Sandage: Sì. Come ho già detto, il mondo è troppo complicato in tutte le sue parti e interconnessioni per essere dovuto solamente al caso. Sono personalmente convinto che l’esistenza della vita con tutto il suo ordine in ognuno dei suoi organismi è semplicemente messa insieme troppo bene. Ogni parte di un corpo vivente dipende da tutte le alte parti (del corpo) per potere funzionare. Come fa ogni parte a saperlo? Come ogni parte si differenzia al concepimento? Più si studia la biochimica, più diventa incredibile senza che ci sia una qualche sorta di principio organizzatore – un architetto per chi crede – un mistero che deve essere risolto (proprio come il perchè) in un qualche tempo futuro indefinito per i riduzionisti materialisti. Il caso della complicatezza e dell’ordine che permette il funzionamento di un organismo, dove il totale è più grande della somma delle parti (cioè è di un ordine superiore), diventa più stupefacente ogni anno, via via che i risultati scientifici divengono più dettagliati. A causa di ciò, molti scienziati ora sono portati alla fede dal loro lavoro. In ultima analisi, è una fede fatta più salda attraverso l’argomento del disegno. Io semplicemente ora non credo che la filosofia riduzionista, pur così necessaria per portare avanti il metodo scientifico, e, per ripetermi, il metodo che ogni scienziato deve padroneggiare e praticare con tutta la sua forza e le proprie capacità, possa spiegare ogni cosa. Essendo quindi stato forzato attraverso il percorso di Pascal e Kierkegaard nella sua necessità di avere il desiderio di arrivare al limite dell’abisso della ragione, lo scienziato può, con Anselmo, “credere per capire” quello che vede, piuttosto che “capire per credere”. Avendo voluto per se stesso la fede saltando all’altro lato, uno può lanciare, inizialmente, un piccolo filo attraverso l’abisso, tirando indietro una corda più robusta, fino a quando uno costruirà un ponte che attraversa in senso opposto il baratro che collega i lati della vita che sono la fede e la ragione. E’ quindi attraverso la fede che uno scienziato può diventare un cristiano, e rimanere uno scienziato credente secondo la forma del detto di Abelardo. Senza questa fede non c’è desiderio, e senza desiderio tutti gli argomenti per il suo bisogno guidano ancora una volta a costruire il ponte di Pascal.
Nota A

Allan Sandage si é formato presso ll'Università dell'Illinois e il California Institute of Technology, dove ha ottenuto il dottorato sotto Walter Baade.

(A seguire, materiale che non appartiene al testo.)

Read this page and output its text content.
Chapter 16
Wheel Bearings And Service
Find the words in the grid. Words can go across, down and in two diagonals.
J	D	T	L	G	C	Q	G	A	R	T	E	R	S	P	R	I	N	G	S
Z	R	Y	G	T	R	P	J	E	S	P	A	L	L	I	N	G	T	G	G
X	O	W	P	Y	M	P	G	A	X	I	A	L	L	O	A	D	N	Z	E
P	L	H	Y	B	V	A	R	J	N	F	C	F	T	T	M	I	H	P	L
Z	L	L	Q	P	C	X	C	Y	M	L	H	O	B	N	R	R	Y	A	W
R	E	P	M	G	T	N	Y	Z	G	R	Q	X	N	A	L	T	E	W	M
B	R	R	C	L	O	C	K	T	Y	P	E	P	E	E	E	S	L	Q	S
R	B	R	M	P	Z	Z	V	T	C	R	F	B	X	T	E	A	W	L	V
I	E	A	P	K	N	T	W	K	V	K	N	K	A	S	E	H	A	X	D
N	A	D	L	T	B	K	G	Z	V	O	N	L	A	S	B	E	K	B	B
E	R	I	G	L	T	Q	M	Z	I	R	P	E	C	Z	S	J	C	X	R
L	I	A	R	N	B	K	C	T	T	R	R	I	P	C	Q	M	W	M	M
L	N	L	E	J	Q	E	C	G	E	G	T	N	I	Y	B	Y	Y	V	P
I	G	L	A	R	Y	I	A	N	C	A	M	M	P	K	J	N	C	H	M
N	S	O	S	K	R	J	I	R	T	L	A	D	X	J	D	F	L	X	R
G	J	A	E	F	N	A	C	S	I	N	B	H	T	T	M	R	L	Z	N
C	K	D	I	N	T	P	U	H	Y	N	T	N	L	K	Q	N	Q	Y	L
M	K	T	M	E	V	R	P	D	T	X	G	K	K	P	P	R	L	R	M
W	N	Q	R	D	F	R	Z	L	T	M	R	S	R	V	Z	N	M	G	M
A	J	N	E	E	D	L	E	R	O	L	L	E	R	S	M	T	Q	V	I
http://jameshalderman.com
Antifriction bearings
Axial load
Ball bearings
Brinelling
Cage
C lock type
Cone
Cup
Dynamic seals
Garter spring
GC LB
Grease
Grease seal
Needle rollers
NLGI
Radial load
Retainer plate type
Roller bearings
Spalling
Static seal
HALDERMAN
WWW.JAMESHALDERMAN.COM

Dal 1952 ha fatto parte dello staff degli Osservatori di Mt. Wilson e Mt. Palomar, dove iniziò, appena laureato, come assistente di Edwin P. Hubble.
Si é occupato soprattutto di cosmologia osservazionale: determinò età ed evoluzione di ammassi globulari al fine di ottenere l'età degli oggetti noti più vecchi. Ha lavorato alla calibrazione delle "candele standard" al fine di determinare le distanze delle galassie remote e ha molte volte (spesso con Gustav Tammann) corretto la valutazione della stima della costante di Hubble. Ha identificato la prima quasar, e ne ha scoperto molti altri, incluso il primo radio-quieto.